Le Gouvernement de la République fédérale de Yougoslavie espère un accord avec le Monténégro pour pouvoir répondre à cette question toujours en suspens. La Macédoine représente aujourd'hui une sorte de miroir qui éclaire l'ensemble du problème que la communauté internationale ne peut voir clairement. Les Albanais, que ce soit en Macédoine ou au Kosovo, ont toujours eu une volonté de séparatisme. Dans le passé, les instituteurs albanais du Kosovo ne voulaient pas délivrer de diplômes au motif que ceux-ci étaient délivrés par la Serbie. Ils ont boycotté les élections à plusieurs reprises. Ce séparatisme n'est pas récent : sous Tito, les Albanais manifestaient déjà, demandant leur Etat, que ce soit au Kosovo ou dans une partie de la Macédoine. Cela s'apparente certes à une aspiration des temps anciens, mais il faut choisir la conduite que l'on tient face à cette revendication. Ou bien l'on respecte les accords d'Helsinki et l'inviolabilité des frontières, ou bien l'on crée des Etats basés sur l'appartenance ethnique et l'on risque de se trouver avec l'on ne sait combien d'Etats en Europe, et au Kosovo même. Si les Albanais venaient à créer leur grande « Albanie pure » qu'adviendrait-il des autres communautés présentes ? La communauté internationale aurait dû trancher cette question afin de ne pas nourrir cette illusion, et dissuader les groupes ethniques de vouloir créer un Etat.

M. Charles Ehrmann a souligné que les principaux problèmes qui se posent au sein du Conseil de l'Europe sont des problèmes de minorités.

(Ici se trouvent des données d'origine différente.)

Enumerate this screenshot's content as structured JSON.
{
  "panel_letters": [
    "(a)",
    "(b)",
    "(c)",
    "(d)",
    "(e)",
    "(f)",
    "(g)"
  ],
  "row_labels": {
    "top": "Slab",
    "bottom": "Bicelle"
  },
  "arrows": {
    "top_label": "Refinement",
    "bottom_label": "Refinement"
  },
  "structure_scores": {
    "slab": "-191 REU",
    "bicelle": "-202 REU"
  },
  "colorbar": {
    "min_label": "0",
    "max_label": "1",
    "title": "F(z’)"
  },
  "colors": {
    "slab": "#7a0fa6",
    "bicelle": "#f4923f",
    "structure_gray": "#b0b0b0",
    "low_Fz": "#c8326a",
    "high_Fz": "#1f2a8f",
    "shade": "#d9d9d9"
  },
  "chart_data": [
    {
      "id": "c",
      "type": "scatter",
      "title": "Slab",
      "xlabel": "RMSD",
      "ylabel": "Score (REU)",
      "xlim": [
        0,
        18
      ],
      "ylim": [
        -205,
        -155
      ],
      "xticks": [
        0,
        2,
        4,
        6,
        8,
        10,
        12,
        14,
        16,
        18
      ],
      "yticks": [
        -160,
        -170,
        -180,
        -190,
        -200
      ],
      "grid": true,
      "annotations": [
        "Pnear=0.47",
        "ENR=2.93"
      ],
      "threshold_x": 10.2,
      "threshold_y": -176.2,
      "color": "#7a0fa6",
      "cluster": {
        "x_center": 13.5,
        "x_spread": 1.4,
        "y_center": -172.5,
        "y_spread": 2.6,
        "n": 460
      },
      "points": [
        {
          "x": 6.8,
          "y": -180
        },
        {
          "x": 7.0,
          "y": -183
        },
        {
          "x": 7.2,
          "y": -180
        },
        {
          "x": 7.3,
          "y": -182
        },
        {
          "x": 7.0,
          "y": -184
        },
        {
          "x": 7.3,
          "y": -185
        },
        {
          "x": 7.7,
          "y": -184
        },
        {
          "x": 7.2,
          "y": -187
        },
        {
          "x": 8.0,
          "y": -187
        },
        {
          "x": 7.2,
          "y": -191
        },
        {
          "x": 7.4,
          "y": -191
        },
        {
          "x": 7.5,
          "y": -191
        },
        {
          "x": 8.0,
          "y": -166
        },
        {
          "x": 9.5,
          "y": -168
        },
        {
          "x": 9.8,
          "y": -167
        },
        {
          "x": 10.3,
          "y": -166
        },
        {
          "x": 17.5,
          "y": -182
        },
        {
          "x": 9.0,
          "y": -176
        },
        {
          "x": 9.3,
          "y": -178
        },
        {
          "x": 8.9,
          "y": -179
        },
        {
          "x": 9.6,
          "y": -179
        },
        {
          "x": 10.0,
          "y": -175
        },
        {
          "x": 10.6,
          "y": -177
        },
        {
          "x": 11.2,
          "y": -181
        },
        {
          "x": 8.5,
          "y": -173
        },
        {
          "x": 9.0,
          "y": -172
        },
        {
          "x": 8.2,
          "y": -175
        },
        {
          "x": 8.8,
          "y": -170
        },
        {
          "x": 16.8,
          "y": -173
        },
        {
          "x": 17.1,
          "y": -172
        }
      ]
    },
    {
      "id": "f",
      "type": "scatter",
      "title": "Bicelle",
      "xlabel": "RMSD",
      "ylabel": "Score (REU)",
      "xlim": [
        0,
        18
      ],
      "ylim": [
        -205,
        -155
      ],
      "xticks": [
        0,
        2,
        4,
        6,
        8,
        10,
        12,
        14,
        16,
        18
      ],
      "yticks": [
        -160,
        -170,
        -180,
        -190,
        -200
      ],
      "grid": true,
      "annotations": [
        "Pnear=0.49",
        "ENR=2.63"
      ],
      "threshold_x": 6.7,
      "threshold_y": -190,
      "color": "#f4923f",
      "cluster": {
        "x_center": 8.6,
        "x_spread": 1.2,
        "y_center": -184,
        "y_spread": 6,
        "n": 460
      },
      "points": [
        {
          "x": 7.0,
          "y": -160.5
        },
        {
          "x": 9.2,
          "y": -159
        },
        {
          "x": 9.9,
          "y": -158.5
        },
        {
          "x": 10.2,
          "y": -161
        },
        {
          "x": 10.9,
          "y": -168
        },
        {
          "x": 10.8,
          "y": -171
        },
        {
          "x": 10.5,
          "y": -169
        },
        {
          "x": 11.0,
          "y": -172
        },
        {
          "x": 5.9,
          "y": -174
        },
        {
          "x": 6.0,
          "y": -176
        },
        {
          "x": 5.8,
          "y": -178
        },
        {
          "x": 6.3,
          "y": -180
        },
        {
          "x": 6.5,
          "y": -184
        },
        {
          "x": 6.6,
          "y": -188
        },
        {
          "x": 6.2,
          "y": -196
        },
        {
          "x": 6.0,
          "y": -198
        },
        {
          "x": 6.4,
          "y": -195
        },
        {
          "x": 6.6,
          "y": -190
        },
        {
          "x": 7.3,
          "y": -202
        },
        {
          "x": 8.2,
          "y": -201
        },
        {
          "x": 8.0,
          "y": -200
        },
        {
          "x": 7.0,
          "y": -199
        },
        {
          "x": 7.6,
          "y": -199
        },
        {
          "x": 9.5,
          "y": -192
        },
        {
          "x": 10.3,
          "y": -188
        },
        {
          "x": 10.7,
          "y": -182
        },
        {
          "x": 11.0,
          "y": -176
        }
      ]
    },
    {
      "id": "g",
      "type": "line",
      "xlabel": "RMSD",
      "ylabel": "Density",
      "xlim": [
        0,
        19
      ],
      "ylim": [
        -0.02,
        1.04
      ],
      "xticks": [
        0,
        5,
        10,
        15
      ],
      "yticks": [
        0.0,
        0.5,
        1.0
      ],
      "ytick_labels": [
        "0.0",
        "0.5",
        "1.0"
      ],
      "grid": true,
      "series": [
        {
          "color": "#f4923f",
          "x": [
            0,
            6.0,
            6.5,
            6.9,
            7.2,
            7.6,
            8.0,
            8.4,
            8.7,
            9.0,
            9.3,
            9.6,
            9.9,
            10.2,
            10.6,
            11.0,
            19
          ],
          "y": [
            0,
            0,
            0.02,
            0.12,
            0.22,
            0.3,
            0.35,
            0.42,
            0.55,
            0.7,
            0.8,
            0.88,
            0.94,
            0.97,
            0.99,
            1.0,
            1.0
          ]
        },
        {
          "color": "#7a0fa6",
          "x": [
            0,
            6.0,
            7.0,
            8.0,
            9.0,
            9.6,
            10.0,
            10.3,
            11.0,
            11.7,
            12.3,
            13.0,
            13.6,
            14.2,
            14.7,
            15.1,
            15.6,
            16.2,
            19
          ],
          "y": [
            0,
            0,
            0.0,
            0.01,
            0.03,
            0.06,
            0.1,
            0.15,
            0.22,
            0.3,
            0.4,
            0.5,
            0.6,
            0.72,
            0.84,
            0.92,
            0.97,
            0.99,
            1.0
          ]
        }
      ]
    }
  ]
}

Quant à la situation en Yougoslavie, il a observé que l'intervention de M. Micunovic pose plus de question qu'elle n'apporte de réponses : quelle est l'évolution politique du pays ? Quel sera l'avenir du Kosovo ? La vie économique a t-elle retrouvé son niveau d'avant-guerre ? Enfin, comment se fait-il que quelques milliers de personnes peuvent mettre en danger la paix en Macédoine ? La haine des autres est-elle toujours transmise dans les écoles, comme l'avait constaté l'un des membres de la Commission lors d'un déplacement en Bosnie, ou bien les choses ont-elles évolué ?

Le Président François Loncle a demandé quel était l'impact de l'aide économique en Macédoine et quels étaient les moyens d'apporter une contribution à l'apaisement de cette région.

M. Dragoljub Micunovic a apprécié d'être interrogé sur cette question. Il est rare pour lui de pouvoir parler des problèmes concrets de la Yougoslavie car on l'interroge surtout sur le Kosovo, le Tribunal pénal international et la place du Monténégro dans la fédération yougoslave. La réforme démocratique, l'indépendance de la justice, la lutte contre la corruption, les réformes économiques sont des questions cruciales sur lesquelles des résultats commencent à être obtenus. Il est indispensable de faire de la Yougoslavie un véritable Etat moderne.

En ce qui concerne la question des minorités, à part le cas du Kosovo, il n'y a aucun problème avec les différentes minorités : le vice-président du gouvernement par exemple est issu de la minorité hongroise et le ministre des minorités est musulman. D'ailleurs, les représentants des minorités faisaient partie de la DOS.

Le Président François Loncle a remercié M. Micunovic. Il a souligné que la France sera toujours attentive à la situation en Yougoslavie et aidera à la construction démocratique et économique du pays au service de la paix et de la construction européenne. Il a enfin rappelé qu'il avait invité le Président Kostunica à s'exprimer devant la Commission des Affaires étrangères et que cette invitation restait d'actualité.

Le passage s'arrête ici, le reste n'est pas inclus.